Michael Haste, Lee Manor Society’s planning expert, has been counting the storeys in the artist’s impression and thinks it’s even more than the proposed eighteen.
He says: ” I am certain that there are a total of 19 floors shown above ground, which when the basement level is included provides for a building of 20-storeys (including basement level) not ‘up to 15-storeys (including basement level)…’ as is currently approved. This gives an increase of 5-storeys not 3-storeys over the current approved Application as London Square are quoting.”
Lee Manor Society will be objecting to the current section 96a planning application by London Square which just asks Lewisham Council to remove the reference to the number of storeys on the tower. If approved they will then be able to apply to raise the height of the tower by way of a further section 73 application under the Town and Country Planning Act 1990.
Pretty sure the new plans show the tower as 18 storeys but also includes an additional 2-3 storeys of plant so total height will be 20-21 storeys.
This image of the proposed building replacement for the failed lower height Leegate Centre isn’t architecturally in keeping with the immediate surrounding buildings.

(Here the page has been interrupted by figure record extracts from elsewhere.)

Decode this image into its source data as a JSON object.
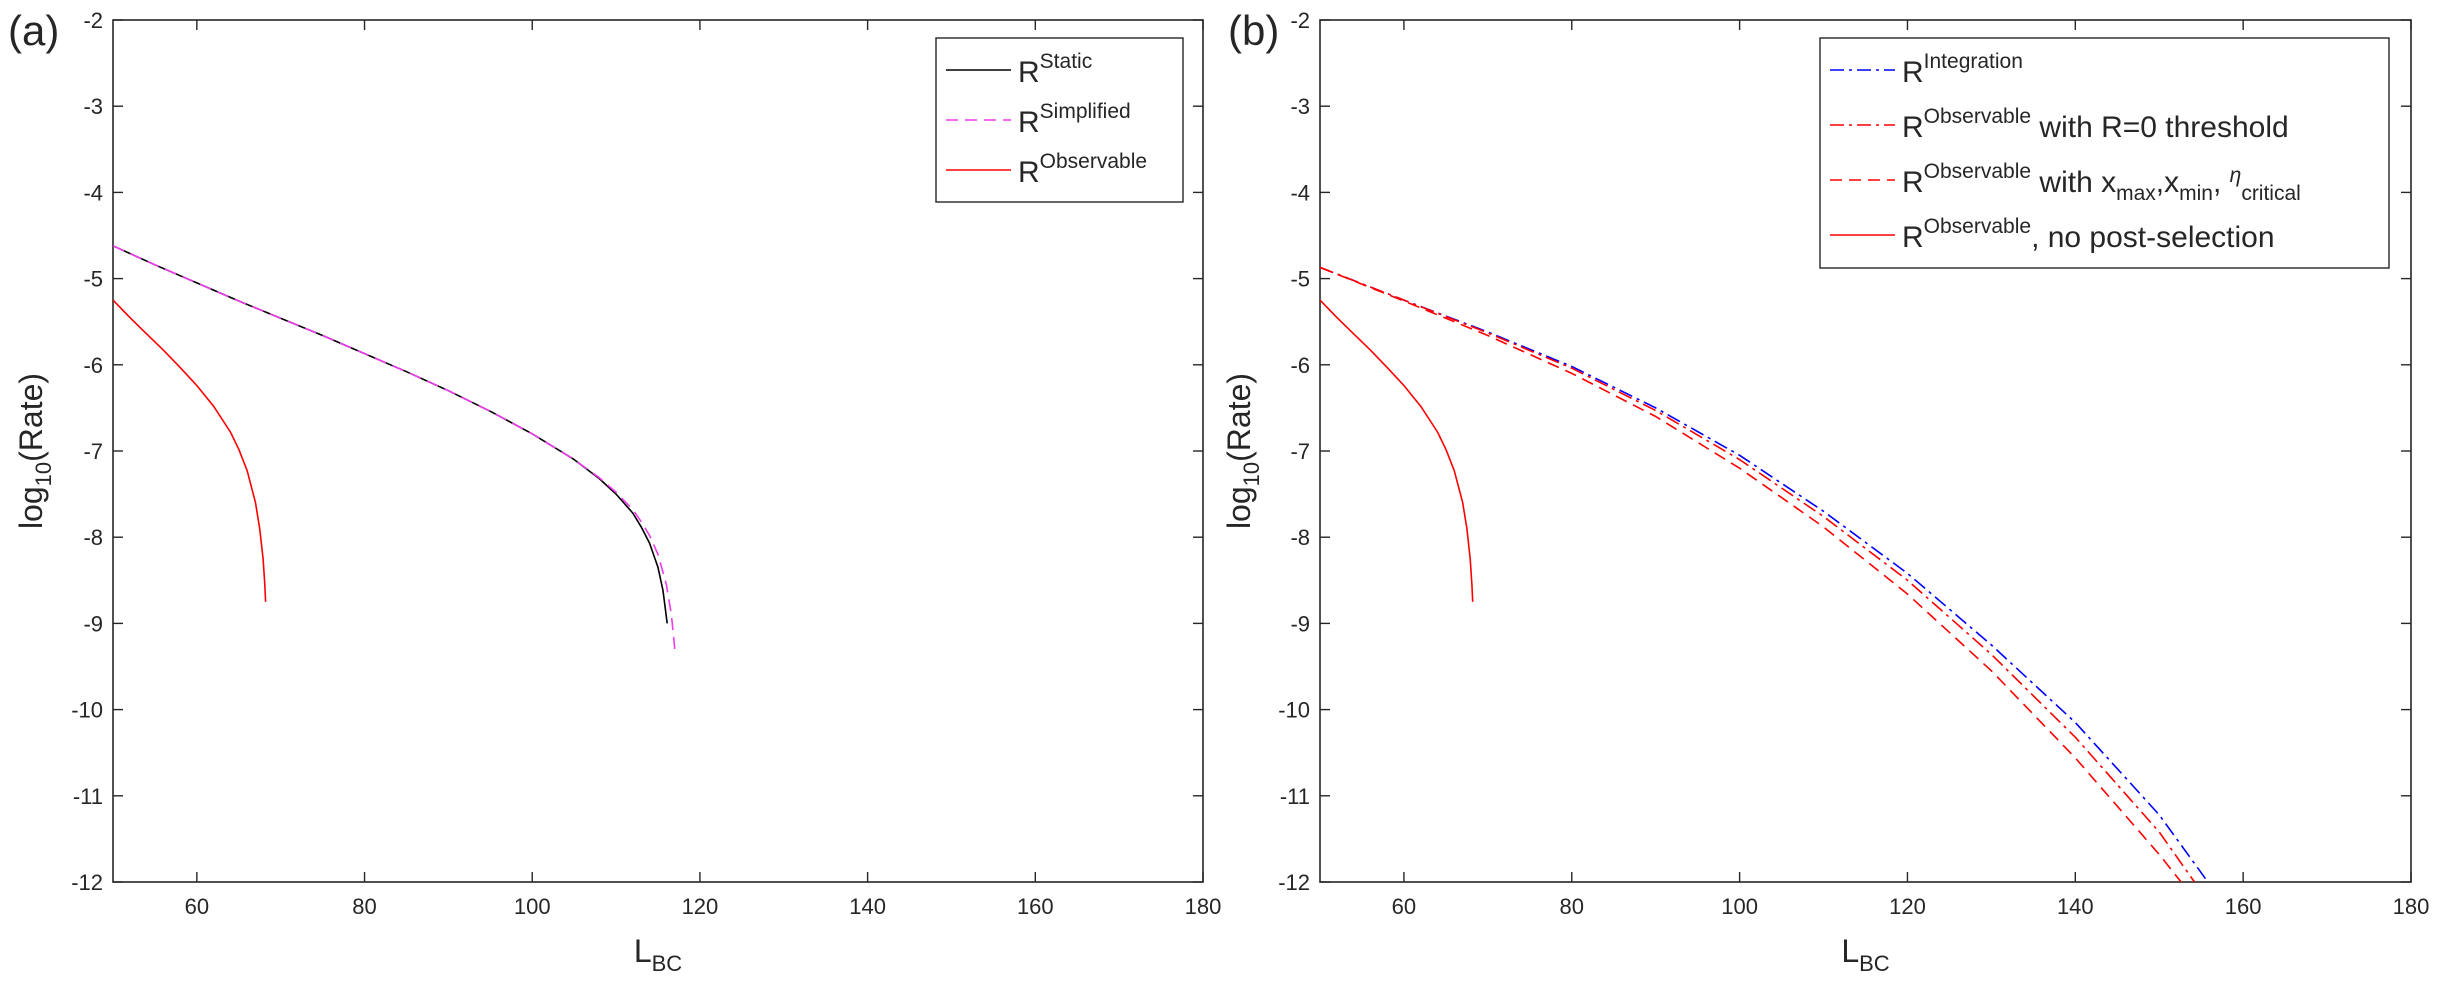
{
  "figure": {
    "background": "#ffffff",
    "axis_color": "#262626"
  },
  "chart_data": [
    {
      "type": "line",
      "panel_label": "(a)",
      "xlabel": "L",
      "xlabel_sub": "BC",
      "ylabel": "log",
      "ylabel_sub": "10",
      "ylabel_rest": "(Rate)",
      "xlim": [
        50,
        180
      ],
      "ylim": [
        -12,
        -2
      ],
      "xticks": [
        60,
        80,
        100,
        120,
        140,
        160,
        180
      ],
      "yticks": [
        -2,
        -3,
        -4,
        -5,
        -6,
        -7,
        -8,
        -9,
        -10,
        -11,
        -12
      ],
      "grid": false,
      "legend_position": "top-right",
      "series": [
        {
          "name": "R",
          "name_sup": "Static",
          "color": "#000000",
          "dash": "solid",
          "x": [
            50,
            55,
            60,
            65,
            70,
            75,
            80,
            85,
            90,
            95,
            100,
            105,
            108,
            110,
            112,
            113,
            114,
            115,
            115.6,
            116.1
          ],
          "y": [
            -4.62,
            -4.84,
            -5.05,
            -5.26,
            -5.46,
            -5.66,
            -5.87,
            -6.08,
            -6.3,
            -6.54,
            -6.8,
            -7.1,
            -7.32,
            -7.5,
            -7.72,
            -7.88,
            -8.07,
            -8.35,
            -8.62,
            -9.0
          ]
        },
        {
          "name": "R",
          "name_sup": "Simplified",
          "color": "#ee3bee",
          "dash": "dashed",
          "x": [
            50,
            55,
            60,
            65,
            70,
            75,
            80,
            85,
            90,
            95,
            100,
            105,
            108,
            110,
            112,
            113,
            114,
            115,
            116,
            116.6,
            117
          ],
          "y": [
            -4.62,
            -4.84,
            -5.05,
            -5.26,
            -5.46,
            -5.66,
            -5.87,
            -6.08,
            -6.3,
            -6.54,
            -6.8,
            -7.1,
            -7.31,
            -7.48,
            -7.68,
            -7.82,
            -7.98,
            -8.2,
            -8.55,
            -8.9,
            -9.3
          ]
        },
        {
          "name": "R",
          "name_sup": "Observable",
          "color": "#ff0000",
          "dash": "solid",
          "x": [
            50,
            52,
            54,
            56,
            58,
            60,
            62,
            64,
            65,
            66,
            67,
            67.5,
            67.9,
            68.1,
            68.2
          ],
          "y": [
            -5.25,
            -5.45,
            -5.64,
            -5.83,
            -6.03,
            -6.24,
            -6.48,
            -6.78,
            -6.98,
            -7.23,
            -7.6,
            -7.9,
            -8.25,
            -8.55,
            -8.75
          ]
        }
      ]
    },
    {
      "type": "line",
      "panel_label": "(b)",
      "xlabel": "L",
      "xlabel_sub": "BC",
      "ylabel": "log",
      "ylabel_sub": "10",
      "ylabel_rest": "(Rate)",
      "xlim": [
        50,
        180
      ],
      "ylim": [
        -12,
        -2
      ],
      "xticks": [
        60,
        80,
        100,
        120,
        140,
        160,
        180
      ],
      "yticks": [
        -2,
        -3,
        -4,
        -5,
        -6,
        -7,
        -8,
        -9,
        -10,
        -11,
        -12
      ],
      "grid": false,
      "legend_position": "top-right",
      "series": [
        {
          "name": "R",
          "name_sup": "Integration",
          "name_rest": "",
          "color": "#0000ff",
          "dash": "dashdot",
          "x": [
            50,
            60,
            70,
            80,
            90,
            100,
            110,
            120,
            130,
            140,
            150,
            155.8
          ],
          "y": [
            -4.87,
            -5.25,
            -5.62,
            -6.02,
            -6.5,
            -7.05,
            -7.7,
            -8.42,
            -9.25,
            -10.15,
            -11.22,
            -12.0
          ]
        },
        {
          "name": "R",
          "name_sup": "Observable",
          "name_rest": " with R=0 threshold",
          "color": "#ff0000",
          "dash": "dashdot",
          "x": [
            50,
            60,
            70,
            80,
            90,
            100,
            110,
            120,
            130,
            140,
            150,
            154.2
          ],
          "y": [
            -4.87,
            -5.25,
            -5.63,
            -6.04,
            -6.53,
            -7.1,
            -7.76,
            -8.5,
            -9.36,
            -10.32,
            -11.42,
            -12.0
          ]
        },
        {
          "name": "R",
          "name_sup": "Observable",
          "name_rest": " with x",
          "name_sub1": "max",
          "name_rest2": ",x",
          "name_sub2": "min",
          "name_rest3": ", ",
          "name_eta": "η",
          "name_sub3": "critical",
          "color": "#ff0000",
          "dash": "dashed",
          "x": [
            50,
            60,
            70,
            80,
            90,
            100,
            110,
            120,
            130,
            140,
            150,
            152.6
          ],
          "y": [
            -4.87,
            -5.26,
            -5.66,
            -6.1,
            -6.6,
            -7.2,
            -7.88,
            -8.66,
            -9.55,
            -10.56,
            -11.68,
            -12.0
          ]
        },
        {
          "name": "R",
          "name_sup": "Observable",
          "name_rest": ", no post-selection",
          "color": "#ff0000",
          "dash": "solid",
          "x": [
            50,
            52,
            54,
            56,
            58,
            60,
            62,
            64,
            65,
            66,
            67,
            67.5,
            67.9,
            68.1,
            68.2
          ],
          "y": [
            -5.25,
            -5.45,
            -5.64,
            -5.83,
            -6.03,
            -6.24,
            -6.48,
            -6.78,
            -6.98,
            -7.23,
            -7.6,
            -7.9,
            -8.25,
            -8.55,
            -8.75
          ]
        }
      ]
    }
  ]
}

This is apart from perhaps the faecal brown facing material has been used on the already outdated and uninspiring ersatz vernacular supermarket building across the road.
It belongs in the centre of Lewisham adjacent to the train and bus stations.
Or it could be hidden amongst the much taller edifices at Canary Wharf.
It would be useful for the current potential developer to be carefully audited.
Which other developments have they completed and is there a pattern to their approach in deciding which sites they have targeted and which have turned out to be controversial? Money will almost certainly be the driving force here both for the developers as well as a cash strapped council.
Perhaps more developments like the one in Lee might somehow generate enough revenue to remove the borough’s debt burden but personally I doubt it.
There is a similar story to be told in other parts of the country.
Bristol for example has its own rash of high rise mostly anaemic brown coloured high rise buildings that existing local residents resent even when they have been left in limbo and not even completed. One of these brown elephants that should stand at 17 storeys with Kier Starmer and a former Bristol mayor sporting hard hats on the top of the still unfinished and unwanted structure is built on the bank of the River Avon which may or may not provide long term stable foundations.